The final questionnaire we’ve been using contains a number of sections. We begin with some basic demographic questions, asking about the respondents age, gender, position in the household, and whether they participate in any conservation activities. Next is a simple set of wealth indicators, adapted from a Basic Necessities Survey dataset carried out previously in these villages. We ask respondents whether they own a number of objects, all of which are considered necessities by most people in the village, but some of which are easily acquired by most people and others which only the wealthy can acquire. Our first questions about poisoning practices are asked indirectly, using a technique called the Unmatched Count Technique. As some of these practices are illegal and sensitive, respondents may not be truthful when we ask directly, so instead we show half of them a list of five activities, including the poisoning practice, and ask them how many of the activities they do. The other half of respondents see a list of four activities, without the poisoning practice, so that we can estimate the prevalence of the behaviour from the difference between these two groups. Just in case some people are willing to talk, we then have three sections – one for each of the poisoning practices we know of, where we ask them directly and can get more details about the practice. We start innocently, for example by asking them what pest issues they face and what methods they have for dealing with them, before asking whether they use pesticides. As I think the use of poison for hunting in the dry season is probably the behaviour that is most concerning from a conservation perspective, we also have a set of Likert-style questions to assess respondent’s attitudes and perceptions of social norms around this behaviour, before the direct question itself.

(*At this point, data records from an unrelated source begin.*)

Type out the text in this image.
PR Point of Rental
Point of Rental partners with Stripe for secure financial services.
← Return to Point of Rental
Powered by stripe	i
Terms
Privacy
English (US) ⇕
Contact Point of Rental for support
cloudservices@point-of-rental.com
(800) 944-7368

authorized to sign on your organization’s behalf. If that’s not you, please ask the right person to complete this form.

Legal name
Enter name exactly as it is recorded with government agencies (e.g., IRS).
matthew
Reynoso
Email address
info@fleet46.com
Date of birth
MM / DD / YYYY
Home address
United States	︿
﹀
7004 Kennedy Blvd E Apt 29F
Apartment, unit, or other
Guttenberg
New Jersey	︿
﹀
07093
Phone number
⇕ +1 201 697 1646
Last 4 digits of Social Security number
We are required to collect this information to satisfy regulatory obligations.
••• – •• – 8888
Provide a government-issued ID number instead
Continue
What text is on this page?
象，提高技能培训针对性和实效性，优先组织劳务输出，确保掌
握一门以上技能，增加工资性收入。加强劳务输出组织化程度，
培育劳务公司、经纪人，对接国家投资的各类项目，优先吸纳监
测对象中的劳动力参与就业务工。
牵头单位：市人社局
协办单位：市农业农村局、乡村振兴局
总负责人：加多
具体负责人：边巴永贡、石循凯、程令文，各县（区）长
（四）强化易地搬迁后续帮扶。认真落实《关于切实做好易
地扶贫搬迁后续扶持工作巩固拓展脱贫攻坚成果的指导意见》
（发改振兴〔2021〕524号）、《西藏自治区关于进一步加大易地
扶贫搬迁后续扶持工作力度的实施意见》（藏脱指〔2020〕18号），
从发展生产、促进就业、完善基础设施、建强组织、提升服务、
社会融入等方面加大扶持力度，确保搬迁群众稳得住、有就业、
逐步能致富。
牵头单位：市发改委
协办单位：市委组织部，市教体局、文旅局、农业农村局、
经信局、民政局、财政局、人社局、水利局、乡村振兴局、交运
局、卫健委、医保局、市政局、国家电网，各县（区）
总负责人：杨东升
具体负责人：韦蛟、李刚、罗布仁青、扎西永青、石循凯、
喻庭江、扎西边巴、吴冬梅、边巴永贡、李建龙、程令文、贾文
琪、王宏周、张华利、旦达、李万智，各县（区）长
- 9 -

As some of these practices are illegal and sensitive, respondents may not be truthful when we ask directly
We’re administering these questionnaires using the Open Data Kit – an open source bundle of software that allows you to design surveys and collect the data through an app on an android tablet. This makes it very easy to enter the data and collect it all into spreadsheets afterwards. It’s a bit of a learning curve to design the XLM forms used to produce the survey, but this is more than compensated by not having to carry hundreds of paper forms and typing these manually into a computer. I also carry a portable set of solar panels so we can recharge these tablets during long stints in the forest.